Глава двадцать вторая

Глядя из-за тяжелой бархатной шторы на зал, я поймала себя на мысли, что и представить себе не могла, насколько много сотрудников в Канцелярии. По крайней мере, прежде я была свято уверена, что работает здесь несколько десятков людей. Казалось бы, сколько тех богов?

Но сейчас, глядя на плотно забитый зал, я поняла, что серьезно ошиблась. Один отдел купидонов чего стоил! Собрались они все, если не считать Димитрия, и заняли места чуть ближе к выходу, явно собираясь сбежать с торжественного мероприятия, как только станет скучно. Что ж… Что-то мне подсказывало, что скучать не придется.

Большинство из них были в какой-то странной, розово-красной одежде, словно кто-то выдал им униформу. Но были и те, кто своим внешним видом проявил адекватность. Среди них я, признаться, без удивления узнавала в первую очередь тех ребят, которые не торговали сломанными стрелами и были отобраны мною в группу нормальных купидонов.

Любовный Патруль, устроившись чуть поодаль, выглядел как всегда — крайне неодобрительно. Хоть они и не знали, что будет происходить дальше, но все равно переглядывались без особого довольства.

Я разглядела в зале и Георга, и еще нескольких богов, с которыми пересекалась в коридорах.
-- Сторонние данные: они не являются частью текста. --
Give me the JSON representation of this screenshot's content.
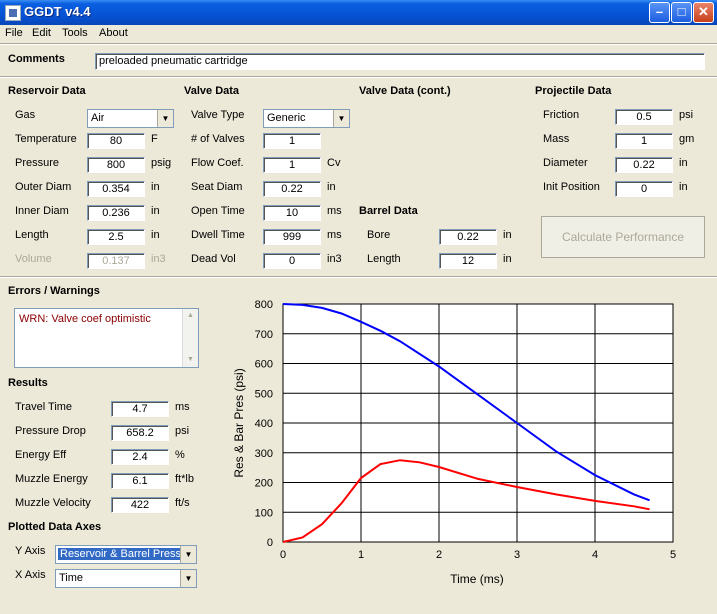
{
  "window": {
    "title": "GGDT v4.4"
  },
  "menu": [
    "File",
    "Edit",
    "Tools",
    "About"
  ],
  "comments": {
    "label": "Comments",
    "value": "preloaded pneumatic cartridge"
  },
  "reservoir": {
    "heading": "Reservoir Data",
    "gas_label": "Gas",
    "gas_value": "Air",
    "rows": [
      {
        "label": "Temperature",
        "value": "80",
        "unit": "F"
      },
      {
        "label": "Pressure",
        "value": "800",
        "unit": "psig"
      },
      {
        "label": "Outer Diam",
        "value": "0.354",
        "unit": "in"
      },
      {
        "label": "Inner Diam",
        "value": "0.236",
        "unit": "in"
      },
      {
        "label": "Length",
        "value": "2.5",
        "unit": "in"
      },
      {
        "label": "Volume",
        "value": "0.137",
        "unit": "in3"
      }
    ]
  },
  "valve": {
    "heading": "Valve Data",
    "type_label": "Valve Type",
    "type_value": "Generic",
    "rows": [
      {
        "label": "# of Valves",
        "value": "1",
        "unit": ""
      },
      {
        "label": "Flow Coef.",
        "value": "1",
        "unit": "Cv"
      },
      {
        "label": "Seat Diam",
        "value": "0.22",
        "unit": "in"
      },
      {
        "label": "Open Time",
        "value": "10",
        "unit": "ms"
      },
      {
        "label": "Dwell Time",
        "value": "999",
        "unit": "ms"
      },
      {
        "label": "Dead Vol",
        "value": "0",
        "unit": "in3"
      }
    ]
  },
  "valve_cont": {
    "heading": "Valve Data (cont.)"
  },
  "barrel": {
    "heading": "Barrel Data",
    "rows": [
      {
        "label": "Bore",
        "value": "0.22",
        "unit": "in"
      },
      {
        "label": "Length",
        "value": "12",
        "unit": "in"
      }
    ]
  },
  "projectile": {
    "heading": "Projectile Data",
    "rows": [
      {
        "label": "Friction",
        "value": "0.5",
        "unit": "psi"
      },
      {
        "label": "Mass",
        "value": "1",
        "unit": "gm"
      },
      {
        "label": "Diameter",
        "value": "0.22",
        "unit": "in"
      },
      {
        "label": "Init Position",
        "value": "0",
        "unit": "in"
      }
    ]
  },
  "calculate_label": "Calculate Performance",
  "errors": {
    "heading": "Errors / Warnings",
    "text": "WRN: Valve coef optimistic"
  },
  "results": {
    "heading": "Results",
    "rows": [
      {
        "label": "Travel Time",
        "value": "4.7",
        "unit": "ms"
      },
      {
        "label": "Pressure Drop",
        "value": "658.2",
        "unit": "psi"
      },
      {
        "label": "Energy Eff",
        "value": "2.4",
        "unit": "%"
      },
      {
        "label": "Muzzle Energy",
        "value": "6.1",
        "unit": "ft*lb"
      },
      {
        "label": "Muzzle Velocity",
        "value": "422",
        "unit": "ft/s"
      }
    ]
  },
  "axes": {
    "heading": "Plotted Data Axes",
    "y_label": "Y Axis",
    "y_value": "Reservoir & Barrel Pressure",
    "x_label": "X Axis",
    "x_value": "Time"
  },
  "colors": {
    "reservoir": "#0000ff",
    "barrel": "#ff0000"
  },
  "chart_data": {
    "type": "line",
    "title": "",
    "xlabel": "Time (ms)",
    "ylabel": "Res & Bar Pres (psi)",
    "xlim": [
      0,
      5
    ],
    "ylim": [
      0,
      800
    ],
    "xticks": [
      0,
      1,
      2,
      3,
      4,
      5
    ],
    "yticks": [
      0,
      100,
      200,
      300,
      400,
      500,
      600,
      700,
      800
    ],
    "grid": true,
    "series": [
      {
        "color": "#0000ff",
        "x": [
          0,
          0.25,
          0.5,
          0.75,
          1.0,
          1.25,
          1.5,
          2.0,
          2.5,
          3.0,
          3.5,
          4.0,
          4.5,
          4.7
        ],
        "y": [
          800,
          797,
          787,
          768,
          740,
          710,
          675,
          590,
          495,
          400,
          305,
          225,
          160,
          140
        ]
      },
      {
        "color": "#ff0000",
        "x": [
          0,
          0.25,
          0.5,
          0.75,
          1.0,
          1.25,
          1.5,
          1.75,
          2.0,
          2.5,
          3.0,
          3.5,
          4.0,
          4.5,
          4.7
        ],
        "y": [
          0,
          15,
          60,
          130,
          215,
          262,
          275,
          268,
          252,
          212,
          185,
          160,
          138,
          120,
          110
        ]
      }
    ]
  }
}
Но все остальные… Сколько же их здесь было?!

Наверное, около тысячи.

Зал был действительно большой. Он, как и большинство комнат, был присобачен к Лабиринту с помощью магии и пятого измерения. У актового зала даже имелся другой вход. Одни двери вели обратно в Лабиринт, а вот другие, более широкие, позволяли выйти на улицу, причем не возле Канцелярии, а чуть ли не на другом конце города. Рене сказал мне, что это помещение арендовали на случай каких-то важных событий, например, когда начальству надо было сделать объявление, вот как сейчас. А вообще, это был актовый зал какого-то местного университета, название которого я даже не могла выговорить.

Что ж, как для университетского, зал был весьма хорошо обустроен. Мягкие, оббитые тканью кресла больше напоминали о здании театра; широкие проходы позволяли спокойно найти свое место, не наступив при этом никому на голову и не оттоптав ноги. Да и темно-зеленые бархатные шторы были не пропыленные, так, что даже прикоснуться страшно, а очень даже чистые. Сцена — крепкая, пол — явно новый, да и в крохотном репетиционном зале, в который можно было попасть, спустившись по крутым ступенькам справа от сцены, тоже оказалось чисто и убрано.
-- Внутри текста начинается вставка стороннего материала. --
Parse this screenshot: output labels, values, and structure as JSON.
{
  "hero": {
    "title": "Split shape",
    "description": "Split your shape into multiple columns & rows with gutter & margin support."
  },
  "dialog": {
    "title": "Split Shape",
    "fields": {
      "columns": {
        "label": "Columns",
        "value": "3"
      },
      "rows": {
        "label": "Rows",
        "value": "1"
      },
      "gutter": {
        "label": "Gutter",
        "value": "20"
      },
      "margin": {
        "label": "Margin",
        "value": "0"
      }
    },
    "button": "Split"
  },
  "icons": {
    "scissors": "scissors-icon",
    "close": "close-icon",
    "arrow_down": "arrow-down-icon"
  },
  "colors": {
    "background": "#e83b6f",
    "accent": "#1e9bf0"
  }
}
Я вздрогнула и, велев себе не бояться, повернулась к тем самым вышеупомянутым ступенькам. Голова покруживалась, да и меня, признаться, тошнило от волнения.

Когда Рене сказал, что все будет официально, и он организует все так, чтобы никто не посмел отказать его сестре в сотрудничестве или, чего хуже, не попытался вставлять палки в колеса, я думала, что он просто рявкнет на купидонов и Любовный Патруль, и на том все закончится.

Но он решил собрать всех.

Не хватало только Вериара. Я подозревала, что хранитель Лабиринта просто не смог пройти в дверь, ну, или его и вовсе не приглашали. Рене неоткуда было знать о наших дружественных отношениях, заключавшихся, впрочем, в одном коротком разговоре и вроде как проявленной по отношению ко мне драконом симпатии.

— Переживаешь? — поинтересовался Себастьян, когда я заглянула в крохотный репетиционный зал. — Не бойся. Все будет хорошо.

Я только хмыкнула. Никакой веры в его обещание сейчас и близко не было — нельзя чувствовать себя в безопасности, когда впереди грозит столкновение с таким количеством почти незнакомых людей, возможно, и враждебно настроенных.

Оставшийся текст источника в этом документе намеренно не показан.